The Beer Judge Certification Program (BJCP) describes Festbier (BJCP category 4B) as the following:

A smooth, clean, pale German lager with a moderately strong malty flavor and a light hop character. Deftly balances strength and drinkability, with a palate impression and finish that encourages drinking. Showcases elegant German malt flavors without becoming too heavy or filling.

Ingredients:

  • MALT
  • 7 lbs 8.0 oz SPM Pilsner (1.7 SRM)
  • 2 lbs BEST Vienna (BESTMALZ) (4.6 SRM)
  • 8.0 oz BEST Chit Malt (BESTMALZ) (1.3 SRM)
  • HOPS
  • 1.50 oz Hallertauer Mittelfrueh 2018, Boil 60.0 min
  • 0.50 oz Hallertauer Mittelfrueh 2018, Boil 15.0 min
  • YEAST
  • 2 packets Saflager Lager (DCL/Fermentis W-34/70)

Specifications:

Yield: 5 US.. gallons

Original Gravity: 1.056

Final Gravity: 1.011

ABV: 6% by volume

IBU: 22

SRM: 4

Boil Time: 60 min

Directions:

Water Treatment Targeted the “Yellow Full” Brunwater profile, using Boston-area MWRA tap water.

  • Mash
  • 4.16 gallons water
  • 1.2g CaCl
  • 1.2g gypsum
  • 0.4g Epsom Salt
  • 200mg Kmeta
  • 0.6g Brewtan B
  • 2.1ml lactic acid
  • 5.36 estimated mash ph
  • Sparge
  • 2.86 gallons water
  • 0.9g CaCl
  • 0.9g gypsum
  • 0.3g Epsom Salt
  • 100mg Kmeta
  • 0.3g Brewtan b
  • 0.7ml lactic acid

Mash at 153° F for 60 minutes.
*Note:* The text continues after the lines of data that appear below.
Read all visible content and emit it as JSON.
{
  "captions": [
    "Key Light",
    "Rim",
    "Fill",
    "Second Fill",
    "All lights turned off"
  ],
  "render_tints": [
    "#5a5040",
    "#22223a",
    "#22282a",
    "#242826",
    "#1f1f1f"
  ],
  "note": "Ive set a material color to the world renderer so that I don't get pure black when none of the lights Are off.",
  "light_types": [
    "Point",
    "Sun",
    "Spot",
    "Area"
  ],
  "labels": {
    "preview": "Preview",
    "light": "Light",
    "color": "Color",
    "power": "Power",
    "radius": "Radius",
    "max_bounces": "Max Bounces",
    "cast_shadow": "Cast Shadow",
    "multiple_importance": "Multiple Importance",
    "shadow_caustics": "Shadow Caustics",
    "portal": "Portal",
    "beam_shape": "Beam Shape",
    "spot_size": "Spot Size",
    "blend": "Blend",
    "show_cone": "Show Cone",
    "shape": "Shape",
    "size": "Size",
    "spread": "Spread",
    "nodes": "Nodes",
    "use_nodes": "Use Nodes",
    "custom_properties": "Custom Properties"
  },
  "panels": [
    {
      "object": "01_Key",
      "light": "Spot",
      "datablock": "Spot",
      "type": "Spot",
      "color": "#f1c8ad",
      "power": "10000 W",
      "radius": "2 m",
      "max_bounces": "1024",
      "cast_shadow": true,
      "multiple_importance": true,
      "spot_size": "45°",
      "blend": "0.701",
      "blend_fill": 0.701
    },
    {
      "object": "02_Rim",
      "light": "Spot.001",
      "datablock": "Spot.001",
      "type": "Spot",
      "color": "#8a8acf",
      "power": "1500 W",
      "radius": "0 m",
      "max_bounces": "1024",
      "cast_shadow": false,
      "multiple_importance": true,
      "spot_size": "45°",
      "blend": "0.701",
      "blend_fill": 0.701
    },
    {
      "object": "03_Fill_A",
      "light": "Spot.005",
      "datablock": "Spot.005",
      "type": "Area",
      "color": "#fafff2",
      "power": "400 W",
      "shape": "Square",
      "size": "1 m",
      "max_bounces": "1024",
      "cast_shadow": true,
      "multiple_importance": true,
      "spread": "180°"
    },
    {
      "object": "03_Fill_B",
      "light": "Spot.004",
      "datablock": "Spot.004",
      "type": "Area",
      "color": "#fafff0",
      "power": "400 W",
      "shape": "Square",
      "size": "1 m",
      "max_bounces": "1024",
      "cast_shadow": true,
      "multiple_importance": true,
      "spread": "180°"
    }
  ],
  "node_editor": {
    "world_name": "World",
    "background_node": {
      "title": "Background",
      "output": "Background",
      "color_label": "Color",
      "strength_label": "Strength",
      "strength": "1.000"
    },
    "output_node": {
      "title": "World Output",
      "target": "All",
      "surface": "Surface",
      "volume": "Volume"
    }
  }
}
Pitch 2 packs of yeast directly into 54° F wort, put in chamber set to 58° F. When the specific gravity is under 1.020, transfer to serving keg with spunding valve set to 15 psi to (mostly) naturally carbonate. Ramp up to 61° F to encourage yeast to clean up and finish strong. Once the final gravity is stable for 3 days, take off spunding valve and ramp down ambient temperature 3 degrees/day until in the 30s. Let lager for a few weeks or start enjoying it right away if you’re impatient like me!